Open gs11 opened 4 years ago
Sounds reasonable. Would you like to make this change?
Sure! I can do that
Started looking into it and realized my experience with distributing python packages is virtually non-existent. When building dists locally I can't really reproduce the issue with the test folder containing the large blobs (e.g. bitbpack, rle etc).
It actually seems not that easy to do if we want to maintain a fastparquet[tests]
install. I guess we could instead tell people, that to test, they need to clone the repo.
While not a heavy fastparquet user myself I'd say that'd be a fair tradeoff.

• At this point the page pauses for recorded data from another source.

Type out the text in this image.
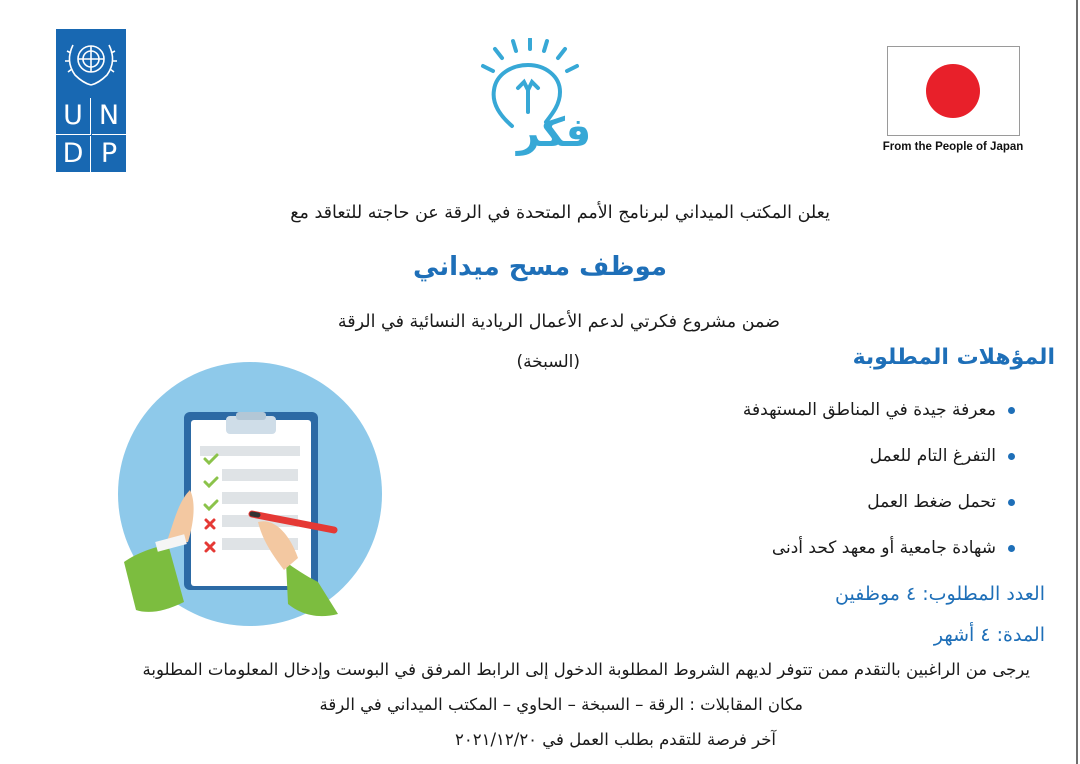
U N
D P	فكر	From the People of Japan
يعلن المكتب الميداني لبرنامج الأمم المتحدة في الرقة عن حاجته للتعاقد مع
موظف مسح ميداني
ضمن مشروع فكرتي لدعم الأعمال الريادية النسائية في الرقة
(السبخة)	المؤهلات المطلوبة
معرفة جيدة في المناطق المستهدفة
التفرغ التام للعمل
تحمل ضغط العمل
شهادة جامعية أو معهد كحد أدنى
العدد المطلوب: ٤ موظفين
المدة: ٤ أشهر
يرجى من الراغبين بالتقدم ممن تتوفر لديهم الشروط المطلوبة الدخول إلى الرابط المرفق في البوست وإدخال المعلومات المطلوبة
مكان المقابلات : الرقة – السبخة – الحاوي – المكتب الميداني في الرقة
آخر فرصة للتقدم بطلب العمل في ٢٠٢١/١٢/٢٠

One of the points in favour of fastparquet over pyarrow has been the install size, so maybe it's worth someone's time to do this (would involve messing with MANIFEST, I believe). I don't imagine getting to it soon, though.
About size I found that in addition to the fastparquet package itself being larger, the total sum of the fastparquet dependencies were substantially larger than those of pyarrow.
Either way, I can't seem to replicate creating a distribution that has the same contents as that on pypi. What does the release process look like today?
Releases are packaged using python setup.py sdist bdist_wheel
, so what gets included depends on the contents of setup and MANIFEST.in
The release I generate with the above command is less than half a Mb - excluding those test blobs. There's no way i can create the dist including those binary files.
I can exclude the test
folder altogether in MANIFEST.in
but I'm not sure that'll have any effect as the release might be generated differently?
When trying to optimize the speed for a serverless/lambda deployment I found that the fastparquet wheel contains a test folder of ~80 Mb.
Could this be excluded from the distribution as I presume it's not needed for that?